Spin-orbital composition in relativistic many-fermion systems

Abstract: The interplay of spins and orbital angular moments of the fermions play an important role for the structure of the many-fermion systems like atoms, nuclei, nucleons (baryons) or mesons. We start our study from the one-fermion eigenstates of angular momentum represented by the spinor spherical harmonics. Afterwards we study the properties of many-fermion states resulting from a multiple angular momentum composition of the one-fermion states, giving the total angular momentum $J=\left\langle L\right\rangle+ \left\langle S\right\rangle $, which is identified with the spin of the composite particle. We demonstrate how the composition rules affect the relativistic interplay between the sums of the spins $\left\langle S\right\rangle $ and orbital angular moments $\left\langle L\right\rangle $ of the constituents, which collectively generate the spin of composite particle.
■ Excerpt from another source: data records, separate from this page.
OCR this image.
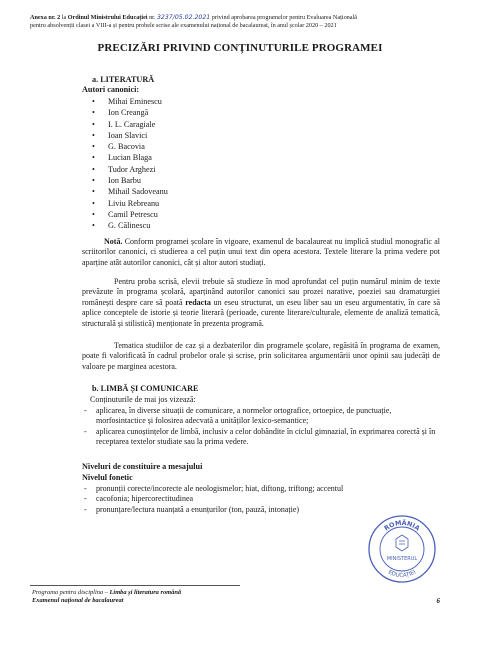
Anexa nr. 2 la Ordinul Ministrului Educației nr. 3237/05.02.2021 privind aprobarea programelor pentru Evaluarea Națională
pentru absolvenții clasei a VIII-a și pentru probele scrise ale examenului național de bacalaureat, în anul școlar 2020 – 2021
PRECIZĂRI PRIVIND CONȚINUTURILE PROGRAMEI
a. LITERATURĂ
Autori canonici:
• Mihai Eminescu
• Ion Creangă
• I. L. Caragiale
• Ioan Slavici
• G. Bacovia
• Lucian Blaga
• Tudor Arghezi
• Ion Barbu
• Mihail Sadoveanu
• Liviu Rebreanu
• Camil Petrescu
• G. Călinescu

Notă. Conform programei școlare în vigoare, examenul de bacalaureat nu implică studiul monografic al scriitorilor canonici, ci studierea a cel puțin unui text din opera acestora. Textele literare la prima vedere pot aparține atât autorilor canonici, cât și altor autori studiați.

Pentru proba scrisă, elevii trebuie să studieze în mod aprofundat cel puțin numărul minim de texte prevăzute în programa școlară, aparținând autorilor canonici sau prozei narative, poeziei sau dramaturgiei românești despre care să poată redacta un eseu structurat, un eseu liber sau un eseu argumentativ, în care să aplice conceptele de istorie și teorie literară (perioade, curente literare/culturale, elemente de analiză tematică, structurală și stilistică) menționate în prezenta programă.

Tematica studiilor de caz și a dezbaterilor din programele școlare, regăsită în programa de examen, poate fi valorificată în cadrul probelor orale și scrise, prin solicitarea argumentării unor opinii sau judecăți de valoare pe marginea acestora.

b. LIMBĂ ȘI COMUNICARE
Conținuturile de mai jos vizează:
- aplicarea, în diverse situații de comunicare, a normelor ortografice, ortoepice, de punctuație, morfosintactice și folosirea adecvată a unităților lexico-semantice;
- aplicarea cunoștințelor de limbă, inclusiv a celor dobândite în ciclul gimnazial, în exprimarea corectă și în receptarea textelor studiate sau la prima vedere.
Niveluri de constituire a mesajului
Nivelul fonetic
- pronunții corecte/incorecte ale neologismelor; hiat, diftong, triftong; accentul
- cacofonia; hipercorectitudinea
- pronunțare/lectura nuanțată a enunțurilor (ton, pauză, intonație)
ROMÂNIA
EDUCAȚIEI
MINISTERUL
Programa pentru disciplina – Limba și literatura română
Examenul național de bacalaureat	6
It is suggested that in a relativistic case, when the masses of the constituent fermions are much less than their energy (in the rest frame of the composite particle), then the spin of the composite particle is dominated by the orbital angular moments $\left\langle L\right\rangle $ of the constituents, while $\left\vert \left\langle \mathbb{S}\right\rangle \right\vert \leq$ $J/3$. A special attention is paid to the case $J=1/2$ that is related to the spin of proton generated by the composition of spins and orbital angular moments of the quarks.